Reserve Bank may further ease LVRs

by Ksenia Stepanova01 Jul 2019

The Reserve Bank of New Zealand has indicated that it may further ease loan-to-value ratios (LVRs) if credit and house price growth remains at a moderate level, and if banks can maintain “prudent lending standards.”

Speaking at a conference at Otago University, Reserve Bank Deputy Governor Geoff Bascand discussed the role of LVRs in reducing threats to New Zealand’s financial system, and in mitigating any negative impact on the economy.

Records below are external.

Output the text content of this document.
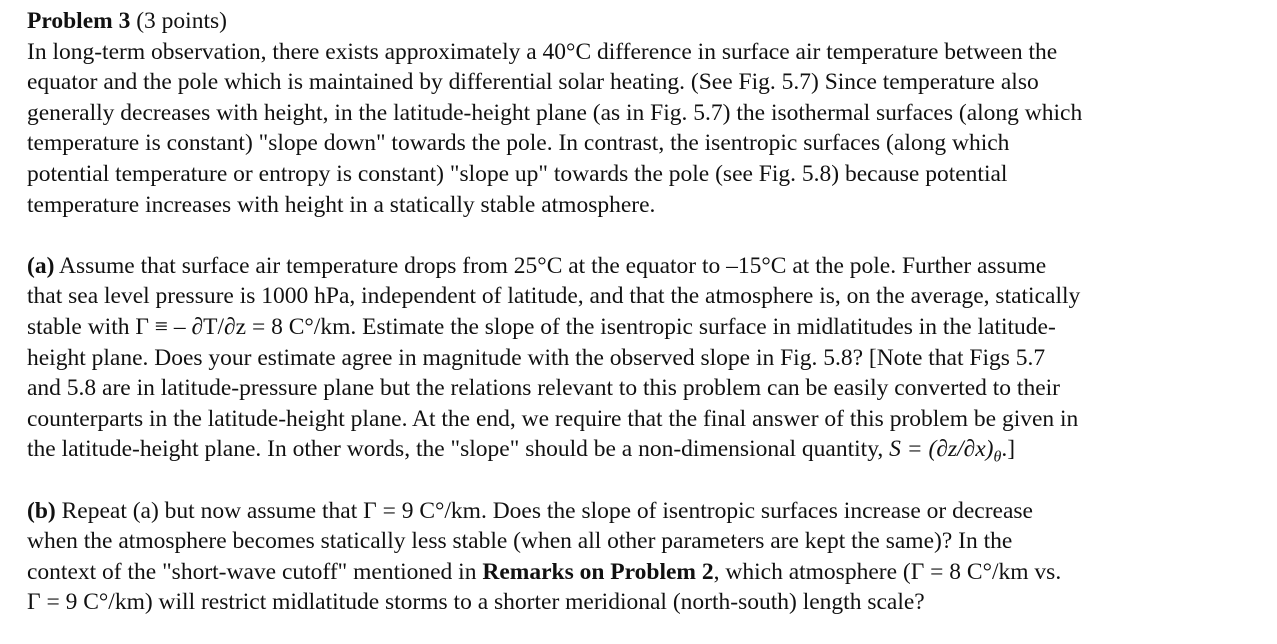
Problem 3 (3 points)
In long-term observation, there exists approximately a 40°C difference in surface air temperature between the
equator and the pole which is maintained by differential solar heating. (See Fig. 5.7) Since temperature also
generally decreases with height, in the latitude-height plane (as in Fig. 5.7) the isothermal surfaces (along which
temperature is constant) "slope down" towards the pole. In contrast, the isentropic surfaces (along which
potential temperature or entropy is constant) "slope up" towards the pole (see Fig. 5.8) because potential
temperature increases with height in a statically stable atmosphere.
(a) Assume that surface air temperature drops from 25°C at the equator to –15°C at the pole. Further assume
that sea level pressure is 1000 hPa, independent of latitude, and that the atmosphere is, on the average, statically
stable with Γ ≡ – ∂T/∂z = 8 C°/km. Estimate the slope of the isentropic surface in midlatitudes in the latitude-
height plane. Does your estimate agree in magnitude with the observed slope in Fig. 5.8? [Note that Figs 5.7
and 5.8 are in latitude-pressure plane but the relations relevant to this problem can be easily converted to their
counterparts in the latitude-height plane. At the end, we require that the final answer of this problem be given in
the latitude-height plane. In other words, the "slope" should be a non-dimensional quantity, $S = (\partial z/\partial x)_\theta$.]
(b) Repeat (a) but now assume that Γ = 9 C°/km. Does the slope of isentropic surfaces increase or decrease
when the atmosphere becomes statically less stable (when all other parameters are kept the same)? In the
context of the "short-wave cutoff" mentioned in Remarks on Problem 2, which atmosphere (Γ = 8 C°/km vs.
Γ = 9 C°/km) will restrict midlatitude storms to a shorter meridional (north-south) length scale?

He says the Reserve Bank has refreshed its strategy for using macroprudential policy, and that this re-evaluation was informed by its experience in using LVRs to improve the resilience of mortgage loans.

“Financial stability is important for the wellbeing of New Zealanders, and macroprudential policy is a key line of defence for safeguarding financial stability,” Bascand said.

“Our refreshed strategy on macroprudential policy provides us with greater clarity on how we will use macroprudential tools in the future, and provides New Zealanders with the confidence they need that the financial system is in good hands.”

“The Reserve Bank’s LVR restrictions have been successful in reducing some of the risk associated with high household indebtedness,” he continued. “Our analysis showed that as a result of introducing the LVR policy, resilience of the banking system has increased, while side effects have been limited, and that’s a good outcome.”

LVR restrictions were last eased in January of this year, with Governor Adrian Orr noting that they were designed to be flexible in response to the level of risk.  Commenting on future strategy, Bascand said that further easing of LVRs is possible if the risk environment remains favourable.

“So that tools can be utilised when they need to be, the Reserve Bank needs to maintain operational independence in macroprudential policy, supported by transparent communication and clarity about its objectives,” Bascand said.

“While macroprudential policy cannot be used to eliminate all risks for banks and households, or sustainably lower house prices, or manage fluctuations in economic activity, it does however play an important role in supporting a healthy financial system.”

The government is currently reviewing the role of the Reserve Bank in relation to financial stability, including whether the current macroprudential framework remains fit for purpose.